There's an interesting game design choice 5E does different than previous editions as far as spellcasting goes. There's three significant gameplay effects that come from what they've done compared to previous Vancian magic systems:
Low Level Spell Power
In older editions, there were some low level spells that would grow in power - Magic Missle, for example. You'd do a lot more damage with it at higher caster levels, but it was still a 1st level spell slot to use. So a 1st level spell became deadlier with your character leveling up, stacked on top of all the other magic power you were getting.
In 5E, what happens is a 1st level spell only gets more powerful if you use a higher spell slot to cast it - it's not automatically more powerful, but you DO get the flexibility to make it powerful - at the cost of being able to cast a higher level spell.
Prepared Spell Planning
Previously, preparing spells was pretty much the difference between useful or useless as a character.

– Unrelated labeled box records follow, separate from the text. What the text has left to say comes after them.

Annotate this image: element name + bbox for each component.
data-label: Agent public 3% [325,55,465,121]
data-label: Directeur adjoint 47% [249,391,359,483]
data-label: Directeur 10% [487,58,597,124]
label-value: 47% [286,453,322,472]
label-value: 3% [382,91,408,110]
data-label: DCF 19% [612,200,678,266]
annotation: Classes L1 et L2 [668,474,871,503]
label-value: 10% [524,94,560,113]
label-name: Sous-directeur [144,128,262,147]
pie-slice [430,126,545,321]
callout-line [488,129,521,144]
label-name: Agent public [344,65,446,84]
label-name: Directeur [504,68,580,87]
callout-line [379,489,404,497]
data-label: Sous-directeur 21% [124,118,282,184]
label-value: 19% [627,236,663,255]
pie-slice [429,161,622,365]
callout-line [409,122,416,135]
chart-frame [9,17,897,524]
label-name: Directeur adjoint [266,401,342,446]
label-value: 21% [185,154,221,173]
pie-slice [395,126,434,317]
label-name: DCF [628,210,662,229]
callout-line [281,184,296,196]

Let's say you can cast 3 spells of 1st level power. And you prepare Magic Missle as one of them. You cast the spell. Later on, you really need to cast Magic Missle again - too bad! You used up the one and only memorized casting of it you had. You had to plan how many multiples of a spell to prep if you thought you might need more than one. If you guessed wrong, you basically had a useless character for that game day.
In 5E, you prep a list of spells you can cast, but you can assign the number of spell slots to cast them in any way you want, provided you meet the level limits. So, if you need 3 Magic Missles that day, you can spend all of your castings on that. If you need 3 Sleep spells, you can do that, instead.
You plan ahead the general load out, but the specifics within that loadout, you make the call as you go.
Low Level vs. High Level Spell Competition
Finally, because of that set up, you have to make some interesting choices about your prepared spell load outs - you will have to decide how many spells to prepare of what kind of level - do you have more flexibility with lower levels spells, or higher level spells?
Lower level spells can often also be cast at higher levels, so there's a flexibility in power, to that. On the other hand higher level spells give you access to certain effects you can't get any other way. If you've only got 1 or 2 high level spell slots, maybe you want some flexibility in prepared spell options so you can use them the best way possible.
All in all, the new system still rewards strategically considering which spells to prepare, but isn't overly punishing or forces mages into a binary of useful/useless. There's some mild effects that look like they're aimed at somewhat curbing the "quadratic wizard" effect, though I'm guessing we'll have to wait until the full rules drop to say much of anything about the whether that actually happens.